The Legacy of ‘Born to Run’

  • By Brian Metzler
  • Published May. 9, 2013
  • Updated Mar. 31, 2014 at 2:54 PM UTC
"Born to Run" has had quite a profound impact on the running world. Illustration: Matt Collins.

“Born to Run” was published five years ago this spring.

Christopher McDougall’s “Born to Run” hit bookstore shelves five years ago next month. Its impact on the running world has been considerable. Here’s a quick glance at a few of the ways it influenced the running world.

1. McDougall’s 304-page autobiographical account of running almost-barefoot with the Tarahumara Indians of Mexico has sold more than a half million copies worldwide and has remained on the New York Times bestseller list for more than four years. Although it contains some hyperbole, the book has earned its keep (and rave reviews) because McDougall’s vivid story-telling and in-depth reporting appeal to everyone from new runners and veteran ultrarunners to non-runners and couch potatoes alike.

2. Micah True became a cult figure known as “Caballo Blanco,” a simple man who years ago without any fanfare befriended the impoverished Tarahumara (a.k.a. Raramuri) people of Mexico and for 10 years organized a race to help support them. Sadly, the 58-year-old reluctant celebrity died during a trail run in New Mexico in the spring of 2012 after leaving his winter home in the Copper Canyon region of Mexico for his summer home in the foothills of Boulder, Colo. But his free-spirited legacy, his race and the worldwide attention on the Tarahumara endure.

3. The book was one of the primary catalysts for the minimalist running shoe revolution that helped spur brands to develop lighter, lower-to-the-ground shoes using less material. While some would argue that “barely there” shoes led many runners to run with insufficient cushioning and protection under their feet, there’s no question the paradigm shift helped runners rethink about how much (and how little) they really need in a shoe. It also spurred running shoe manufacturers to build lighter models across all categories.

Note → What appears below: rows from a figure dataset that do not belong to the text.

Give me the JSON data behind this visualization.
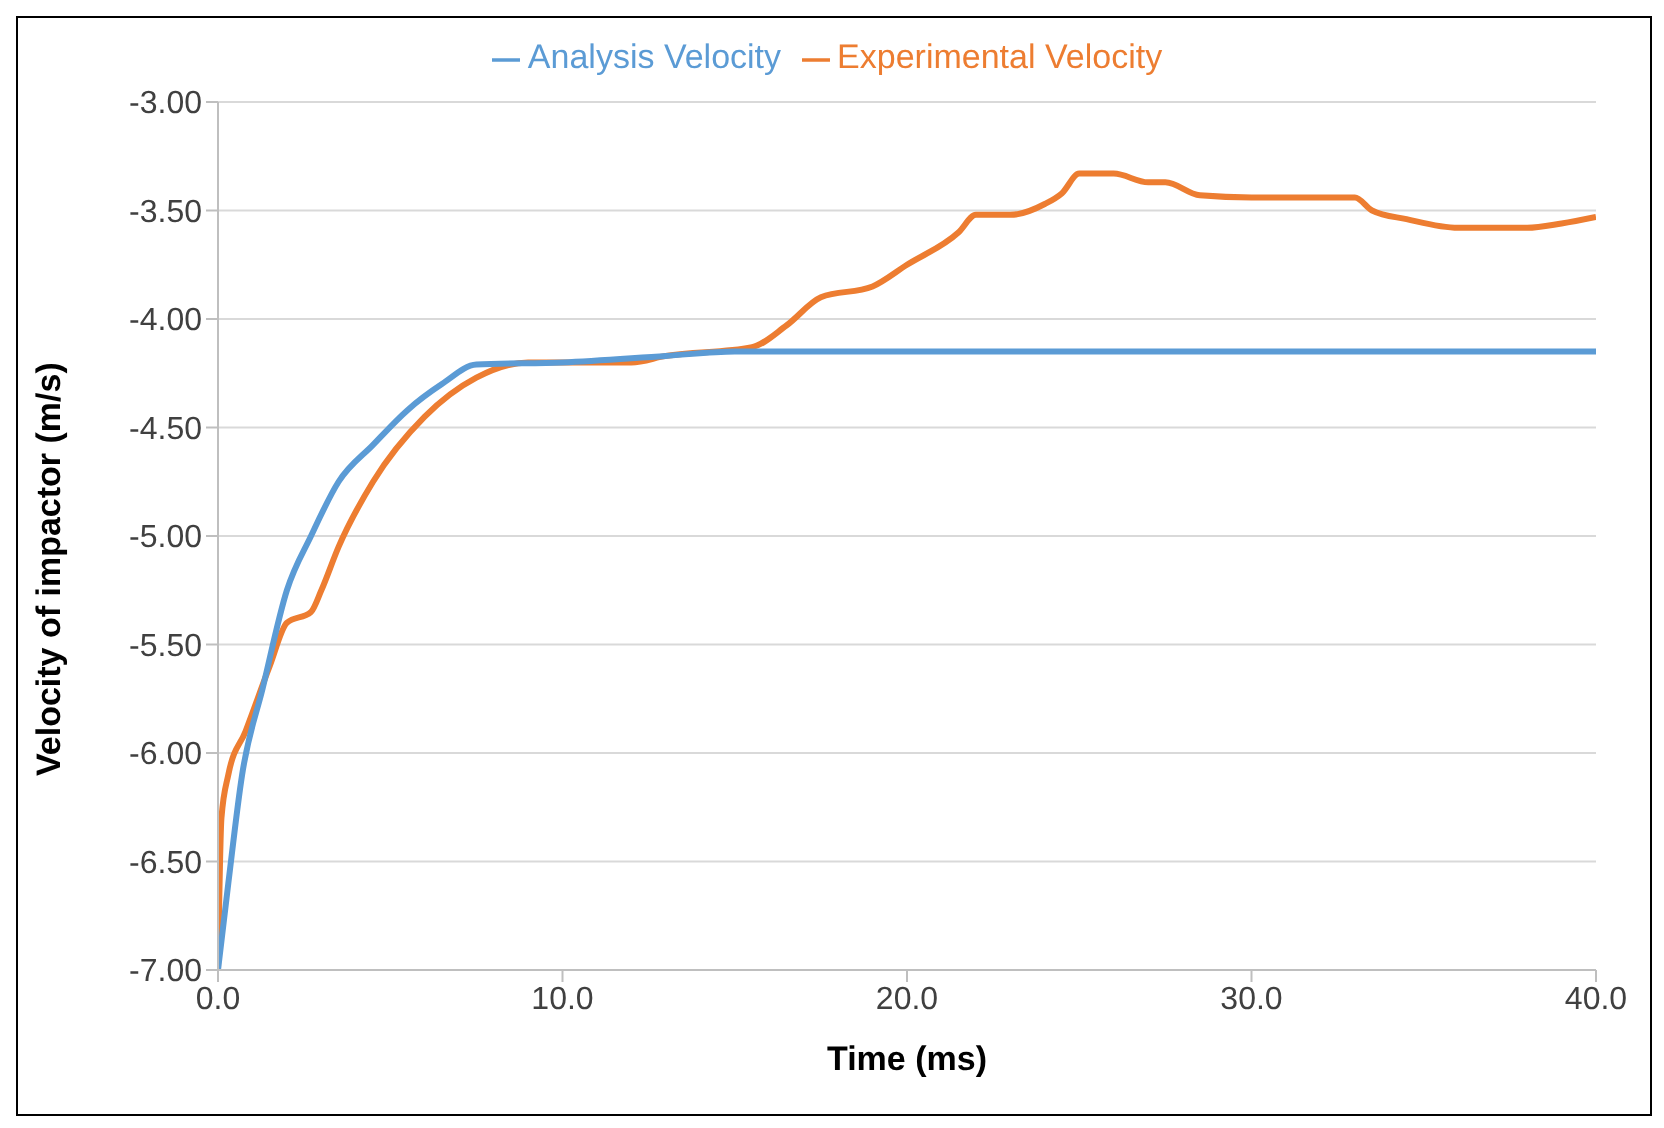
{
  "chart_data": {
    "type": "line",
    "xlabel": "Time (ms)",
    "ylabel": "Velocity of impactor  (m/s)",
    "xlim": [
      0,
      40
    ],
    "xticks": [
      {
        "value": 0,
        "label": "0.0"
      },
      {
        "value": 10,
        "label": "10.0"
      },
      {
        "value": 20,
        "label": "20.0"
      },
      {
        "value": 30,
        "label": "30.0"
      },
      {
        "value": 40,
        "label": "40.0"
      }
    ],
    "ylim": [
      -7,
      -3
    ],
    "yticks": [
      {
        "value": -7,
        "label": "-7.00"
      },
      {
        "value": -6.5,
        "label": "-6.50"
      },
      {
        "value": -6,
        "label": "-6.00"
      },
      {
        "value": -5.5,
        "label": "-5.50"
      },
      {
        "value": -5,
        "label": "-5.00"
      },
      {
        "value": -4.5,
        "label": "-4.50"
      },
      {
        "value": -4,
        "label": "-4.00"
      },
      {
        "value": -3.5,
        "label": "-3.50"
      },
      {
        "value": -3,
        "label": "-3.00"
      }
    ],
    "grid": "y",
    "legend": "top",
    "marker": "none",
    "line_style": "solid",
    "series": [
      {
        "name": "Experimental Velocity",
        "color": "#ed7d31",
        "x": [
          0,
          0.1,
          0.3,
          0.8,
          1.5,
          2,
          2.7,
          3,
          3.5,
          4.5,
          6,
          7.5,
          9,
          12,
          13,
          15.5,
          16.5,
          17.5,
          19,
          20,
          21.5,
          22,
          23,
          24,
          24.5,
          25,
          26,
          27,
          27.5,
          28.5,
          30,
          33,
          33.5,
          34.5,
          36,
          38,
          39,
          40
        ],
        "values": [
          -7,
          -6.3,
          -6.1,
          -5.9,
          -5.6,
          -5.4,
          -5.35,
          -5.25,
          -5.05,
          -4.75,
          -4.45,
          -4.27,
          -4.2,
          -4.2,
          -4.17,
          -4.13,
          -4.03,
          -3.9,
          -3.85,
          -3.75,
          -3.6,
          -3.52,
          -3.52,
          -3.47,
          -3.42,
          -3.33,
          -3.33,
          -3.37,
          -3.37,
          -3.43,
          -3.44,
          -3.44,
          -3.5,
          -3.54,
          -3.58,
          -3.58,
          -3.56,
          -3.53
        ]
      },
      {
        "name": "Analysis Velocity",
        "color": "#5b9bd5",
        "x": [
          0,
          0.3,
          0.7,
          1.3,
          2,
          2.7,
          3.5,
          4.5,
          5.5,
          6.5,
          7.5,
          10,
          13,
          15,
          40
        ],
        "values": [
          -7,
          -6.6,
          -6.1,
          -5.7,
          -5.25,
          -5,
          -4.75,
          -4.58,
          -4.42,
          -4.3,
          -4.21,
          -4.2,
          -4.17,
          -4.15,
          -4.15
        ]
      }
    ]
  }
}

RELATED: 5 Questions With Chris McDougall

4. McDougall’s indictment of the running shoe industry also helped further the natural running form movement, which has led to runners realizing that it’s not only shoes that help them run better but good mechanics and dynamic strength, too. Four years later, though, there’s no clear-cut answer about what kind of gait is best or if runners should even try to change their form. The end result is that more runners are running more efficiently in lighter shoes than a decade ago, if only because shoes are lighter and built with less material.

5. Numerous books have been written about running form, minimalist shoes, barefoot running or the spiritual essence of running since “Born to Run” hit bookstores, including “Anatomy for Runners” (Jay Dicharry), “Tread Lightly” (Bill Katovsky and Dr. Peter Larson), “Chi Marathon” by Danny Dreyer, “Eat & Run” (Scott Jurek), and “Natural Running” (Danny Abshire). The latest good one worth a read is “The Cool Impossible,” by trainer/coach Eric Orton, who was instrumental in teaching McDougall how to run better and become more fit.

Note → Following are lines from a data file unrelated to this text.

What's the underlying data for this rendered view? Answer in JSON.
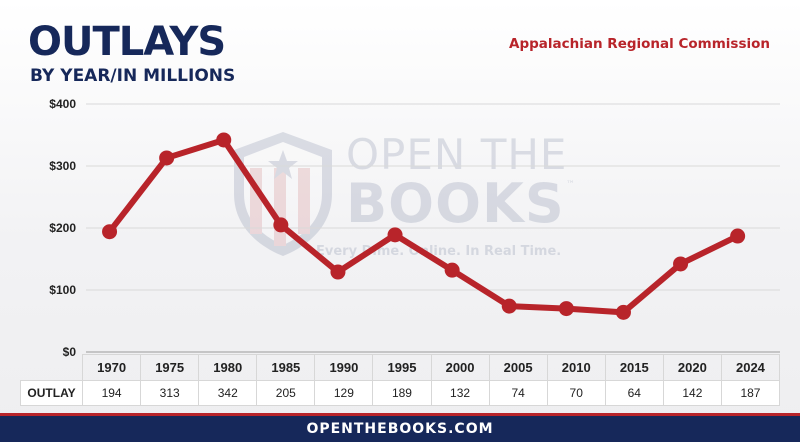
{
  "header": {
    "title": "OUTLAYS",
    "subtitle": "BY YEAR/IN MILLIONS",
    "agency": "Appalachian Regional Commission"
  },
  "watermark": {
    "line1": "OPEN THE",
    "line2": "BOOKS",
    "tm": "™",
    "tagline": "Every Dime. Online. In Real Time."
  },
  "colors": {
    "line": "#b8242a",
    "navy": "#16285a",
    "red_accent": "#b8242a"
  },
  "chart_data": {
    "type": "line",
    "categories": [
      "1970",
      "1975",
      "1980",
      "1985",
      "1990",
      "1995",
      "2000",
      "2005",
      "2010",
      "2015",
      "2020",
      "2024"
    ],
    "values": [
      194,
      313,
      342,
      205,
      129,
      189,
      132,
      74,
      70,
      64,
      142,
      187
    ],
    "y_ticks": [
      "$0",
      "$100",
      "$200",
      "$300",
      "$400"
    ],
    "ylim": [
      0,
      400
    ],
    "grid": true,
    "row_label": "OUTLAY"
  },
  "footer": {
    "site": "OPENTHEBOOKS.COM"
  }
}
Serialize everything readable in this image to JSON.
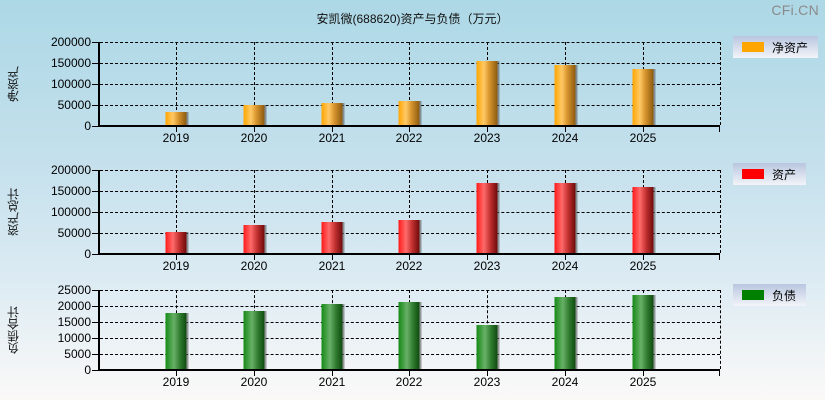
{
  "title": "安凯微(688620)资产与负债（万元）",
  "watermark": "CFi.CN",
  "chart_data": [
    {
      "type": "bar",
      "title": "安凯微(688620)资产与负债（万元）",
      "ylabel": "净资产",
      "xlabel": "",
      "categories": [
        "2019",
        "2020",
        "2021",
        "2022",
        "2023",
        "2024",
        "2025"
      ],
      "series": [
        {
          "name": "净资产",
          "color": "#ffa500",
          "values": [
            31000,
            47600,
            52400,
            57000,
            152000,
            143000,
            133000
          ]
        }
      ],
      "ylim": [
        0,
        200000
      ],
      "yticks": [
        "200000",
        "150000",
        "100000",
        "50000",
        "0"
      ],
      "grid": true,
      "legend_position": "right"
    },
    {
      "type": "bar",
      "ylabel": "资产总计",
      "xlabel": "",
      "categories": [
        "2019",
        "2020",
        "2021",
        "2022",
        "2023",
        "2024",
        "2025"
      ],
      "series": [
        {
          "name": "资产",
          "color": "#ff0000",
          "values": [
            50000,
            66700,
            73800,
            78600,
            166700,
            166700,
            157000
          ]
        }
      ],
      "ylim": [
        0,
        200000
      ],
      "yticks": [
        "200000",
        "150000",
        "100000",
        "50000",
        "0"
      ],
      "grid": true,
      "legend_position": "right"
    },
    {
      "type": "bar",
      "ylabel": "负债合计",
      "xlabel": "",
      "categories": [
        "2019",
        "2020",
        "2021",
        "2022",
        "2023",
        "2024",
        "2025"
      ],
      "series": [
        {
          "name": "负债",
          "color": "#008000",
          "values": [
            17500,
            18200,
            20300,
            21000,
            13700,
            22500,
            23100
          ]
        }
      ],
      "ylim": [
        0,
        25000
      ],
      "yticks": [
        "25000",
        "20000",
        "15000",
        "10000",
        "5000",
        "0"
      ],
      "grid": true,
      "legend_position": "right"
    }
  ],
  "panels": [
    {
      "ylabel": "净资产",
      "legend": "净资产",
      "color_class": "orange",
      "legend_color": "#ffa500"
    },
    {
      "ylabel": "资产总计",
      "legend": "资产",
      "color_class": "red",
      "legend_color": "#ff0000"
    },
    {
      "ylabel": "负债合计",
      "legend": "负债",
      "color_class": "green",
      "legend_color": "#008000"
    }
  ]
}
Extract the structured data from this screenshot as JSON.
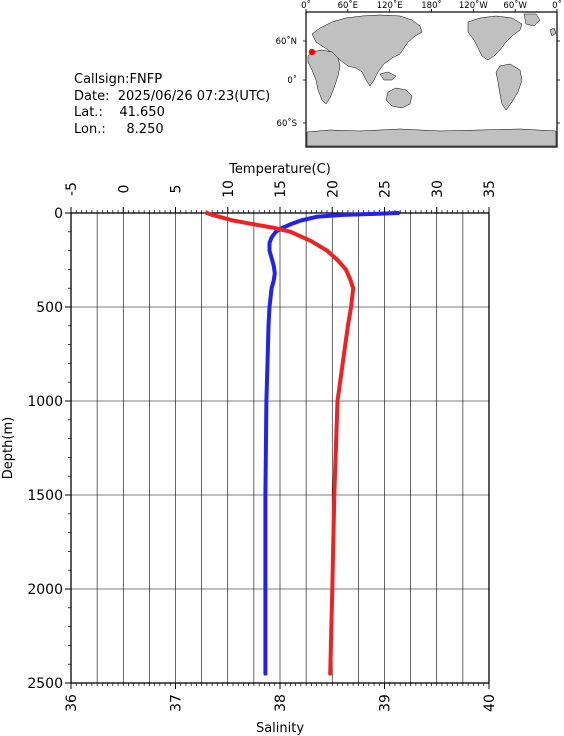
{
  "station": {
    "callsign_label": "Callsign:",
    "callsign": "FNFP",
    "date_label": "Date:",
    "date": "2025/06/26 07:23(UTC)",
    "lat_label": "Lat.:",
    "lat": "41.650",
    "lon_label": "Lon.:",
    "lon": "8.250"
  },
  "map": {
    "lon_ticks": [
      "0˚",
      "60˚E",
      "120˚E",
      "180˚",
      "120˚W",
      "60˚W",
      "0˚"
    ],
    "lat_ticks": [
      "60˚N",
      "0˚",
      "60˚S"
    ],
    "marker_color": "#ff0000",
    "ocean_color": "#ffffff",
    "land_color": "#c0c0c0"
  },
  "chart_data": {
    "type": "line",
    "y": {
      "label": "Depth(m)",
      "range": [
        0,
        2500
      ],
      "ticks": [
        0,
        500,
        1000,
        1500,
        2000,
        2500
      ],
      "inverted": true
    },
    "top_axis": {
      "label": "Temperature(C)",
      "range": [
        -5,
        35
      ],
      "ticks": [
        -5,
        0,
        5,
        10,
        15,
        20,
        25,
        30,
        35
      ]
    },
    "bottom_axis": {
      "label": "Salinity",
      "range": [
        36,
        40
      ],
      "ticks": [
        36,
        37,
        38,
        39,
        40
      ]
    },
    "grid": true,
    "series": [
      {
        "axis": "top",
        "color": "#2222ee",
        "points": [
          [
            26.3,
            0
          ],
          [
            24,
            5
          ],
          [
            21,
            10
          ],
          [
            18.5,
            20
          ],
          [
            17,
            40
          ],
          [
            16,
            60
          ],
          [
            15.2,
            80
          ],
          [
            14.6,
            100
          ],
          [
            14.2,
            130
          ],
          [
            14,
            160
          ],
          [
            14,
            200
          ],
          [
            14.2,
            240
          ],
          [
            14.4,
            280
          ],
          [
            14.5,
            320
          ],
          [
            14.4,
            360
          ],
          [
            14.2,
            400
          ],
          [
            14,
            500
          ],
          [
            13.9,
            600
          ],
          [
            13.8,
            800
          ],
          [
            13.7,
            1000
          ],
          [
            13.6,
            1500
          ],
          [
            13.6,
            2000
          ],
          [
            13.6,
            2450
          ]
        ]
      },
      {
        "axis": "bottom",
        "color": "#ee2222",
        "points": [
          [
            37.3,
            0
          ],
          [
            37.35,
            10
          ],
          [
            37.42,
            20
          ],
          [
            37.55,
            40
          ],
          [
            37.75,
            60
          ],
          [
            37.95,
            80
          ],
          [
            38.1,
            100
          ],
          [
            38.3,
            150
          ],
          [
            38.45,
            200
          ],
          [
            38.55,
            250
          ],
          [
            38.63,
            300
          ],
          [
            38.67,
            350
          ],
          [
            38.7,
            400
          ],
          [
            38.68,
            500
          ],
          [
            38.65,
            600
          ],
          [
            38.6,
            800
          ],
          [
            38.55,
            1000
          ],
          [
            38.52,
            1500
          ],
          [
            38.5,
            2000
          ],
          [
            38.48,
            2450
          ]
        ]
      }
    ]
  }
}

6. The movie adaptation of “Born to Run” appears to be stuck in Hollywood. Originally, reports said actor/director Peter Sarsgaard would be directing the movie adaptation of “Born to Run” and Jake Gylenhaal, his brother-in-law, was expected to play a lead role. An IMDB report later said the movie would be produced by the husband-wife team of Frank Marshall and Kathleen Kennedy, who have individually and jointly been tied to many blockbuster productions from Steven Spielberg and Lucasfilm. However, McDougall said in 2013 a major shake-up occurred . A new script was expected to be completed last year, and a new director was supposed to be unveiled last summer, but the movie is still listed as being “in development” on film industry websites.